La periodista Anja Salberg visitó los campamentos saharauis en Argelia, donde casi 100.000 personas sobreviven desde 1975. Sobre su viaje a El Aaiún en 2010 recuerda la vigilancia marroquí y su encuentro con Dahar Rahmouni, torturado por sus convicciones:
“Nunca me sentí libre, siempre vigilado.”
Cincuenta años después, la promesa de un referéndum sigue sin cumplirse. Durante décadas, Suecia defendió principios en Europa.
“Suecia fue un faro de principios”, dice Erik Hagen (WSRW).
Pero en 2025, vota a favor del acuerdo UE-Marruecos que incluye el Sáhara Occidental.
En 1975 Hassan II lanzó la Marcha Verde pese a la CIJ. España se retiró, Marruecos ocupó y el Polisario inició una guerra de 16 años.
Trump reconoció la soberanía marroquí a cambio de la normalización con Israel.
John Bolton comenta:
“Los marroquíes jugaron un golpe maestro. Trump quería un trofeo diplomático.”
En 2024 el TJUE concluye que los acuerdos UE-Marruecos violan el derecho internacional.
En 2025 Bruselas crea un mecanismo para esquivarlo. Suecia, antes firme defensora de los saharauis, lo aprueba.
Jytte Guteland pregunta:
“¿Cómo condenar la invasión de Ucrania y legitimar la del Sáhara Occidental?”

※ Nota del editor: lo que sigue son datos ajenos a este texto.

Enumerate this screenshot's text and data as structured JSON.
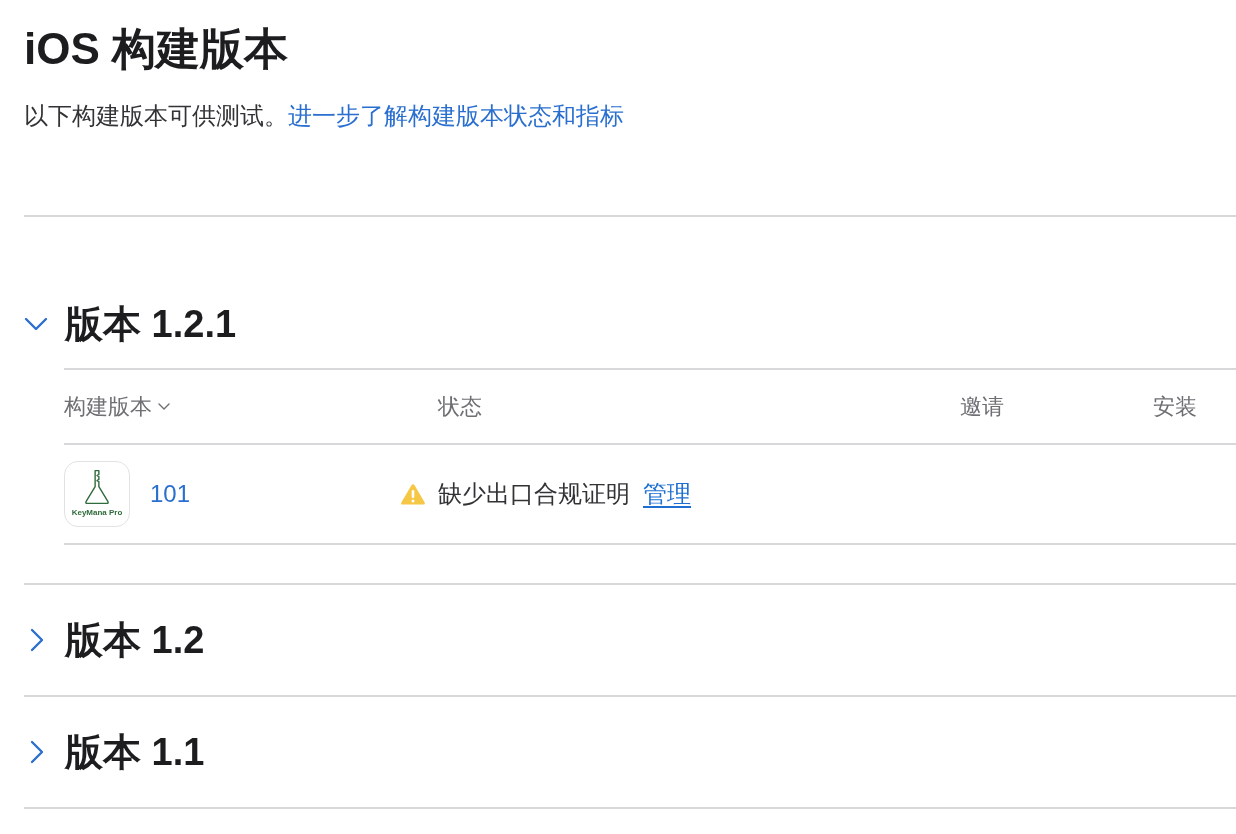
{
  "page": {
    "title": "iOS 构建版本",
    "description": "以下构建版本可供测试。",
    "description_link": "进一步了解构建版本状态和指标"
  },
  "versions": [
    {
      "title": "版本 1.2.1",
      "expanded": true,
      "table": {
        "columns": [
          {
            "label": "构建版本",
            "sorted": true
          },
          {
            "label": "状态",
            "sorted": false
          },
          {
            "label": "邀请",
            "sorted": false
          },
          {
            "label": "安装",
            "sorted": false
          }
        ],
        "rows": [
          {
            "app_logo_text": "KeyMana Pro",
            "build": "101",
            "status": {
              "kind": "warning",
              "text": "缺少出口合规证明",
              "action": "管理"
            }
          }
        ]
      }
    },
    {
      "title": "版本 1.2",
      "expanded": false
    },
    {
      "title": "版本 1.1",
      "expanded": false
    }
  ]
}
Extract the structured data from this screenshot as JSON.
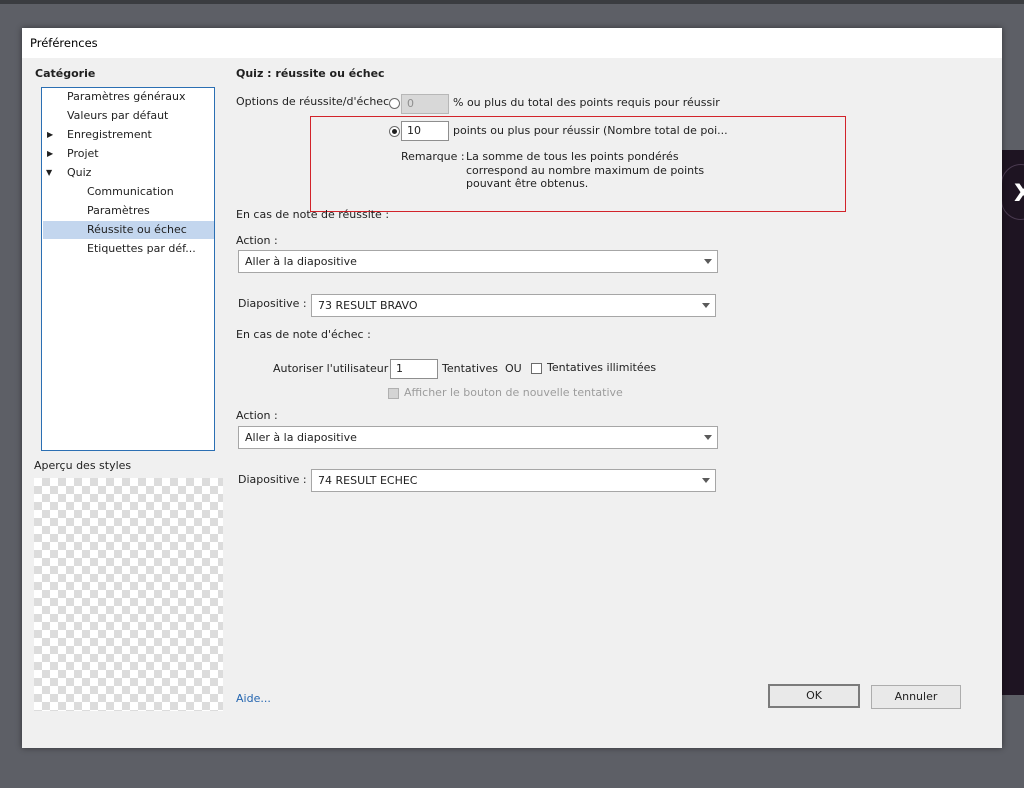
{
  "window": {
    "title": "Préférences"
  },
  "category": {
    "heading": "Catégorie",
    "items": [
      {
        "label": "Paramètres généraux"
      },
      {
        "label": "Valeurs par défaut"
      },
      {
        "label": "Enregistrement",
        "expander": "collapsed"
      },
      {
        "label": "Projet",
        "expander": "collapsed"
      },
      {
        "label": "Quiz",
        "expander": "expanded"
      },
      {
        "label": "Communication"
      },
      {
        "label": "Paramètres"
      },
      {
        "label": "Réussite ou échec",
        "selected": true
      },
      {
        "label": "Etiquettes par déf..."
      }
    ]
  },
  "style_preview": {
    "label": "Aperçu des styles"
  },
  "panel": {
    "title": "Quiz : réussite ou échec",
    "options_label": "Options de réussite/d'échec :",
    "percent_value": "0",
    "percent_text": "% ou plus du total des points requis pour réussir",
    "points_value": "10",
    "points_text": "points ou plus pour réussir (Nombre total de poi...",
    "remark_label": "Remarque :",
    "remark_lines": [
      "La somme de tous les points pondérés",
      "correspond au nombre maximum de points",
      "pouvant être obtenus."
    ],
    "pass_section": "En cas de note de réussite :",
    "pass_action_label": "Action :",
    "pass_action_value": "Aller à la diapositive",
    "pass_slide_label": "Diapositive :",
    "pass_slide_value": "73 RESULT BRAVO",
    "fail_section": "En cas de note d'échec :",
    "allow_user_label": "Autoriser l'utilisateur :",
    "attempts_value": "1",
    "attempts_label": "Tentatives",
    "or_label": "OU",
    "unlimited_label": "Tentatives illimitées",
    "retry_button_label": "Afficher le bouton de nouvelle tentative",
    "fail_action_label": "Action :",
    "fail_action_value": "Aller à la diapositive",
    "fail_slide_label": "Diapositive :",
    "fail_slide_value": "74 RESULT ECHEC"
  },
  "footer": {
    "help_link": "Aide...",
    "ok_label": "OK",
    "cancel_label": "Annuler"
  },
  "colors": {
    "selection": "#c3d6ee",
    "list_border": "#2b6fb3",
    "highlight": "#d2232a",
    "link": "#2566b0"
  }
}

El abogado Manuel Devers denuncia la “política del simulacro”:
“Europa socava su credibilidad y la del derecho internacional.”
Senia Bashir, del Polisario, recuerda la solidaridad sueca de los años 80, pero constata:
“Suecia nos ha dado la espalda.”
Mouaad Joumani celebra la “descolonización” marroquí y defiende la autonomía como “única vía realista”.
El Polisario reafirma: solo un referéndum puede decidir.
El 31 de octubre de 2025, el Consejo de Seguridad adopta una resolución histórica: el plan marroquí se considera la “solución más viable”.
China y Rusia se abstienen; Estados Unidos, Francia y la mayoría de los europeos votan a favor.
La analista Sarah Jerkes admite:
“El derecho internacional se ha vuelto secundario… no sé cómo repararlo.”
Cincuenta años después de la Marcha Verde, el Sáhara Occidental sigue entre derecho y fuerza.
Suecia abandona principios históricos para abrazar el realismo político.
Una vez más, el derecho internacional cede ante la presión geopolítica.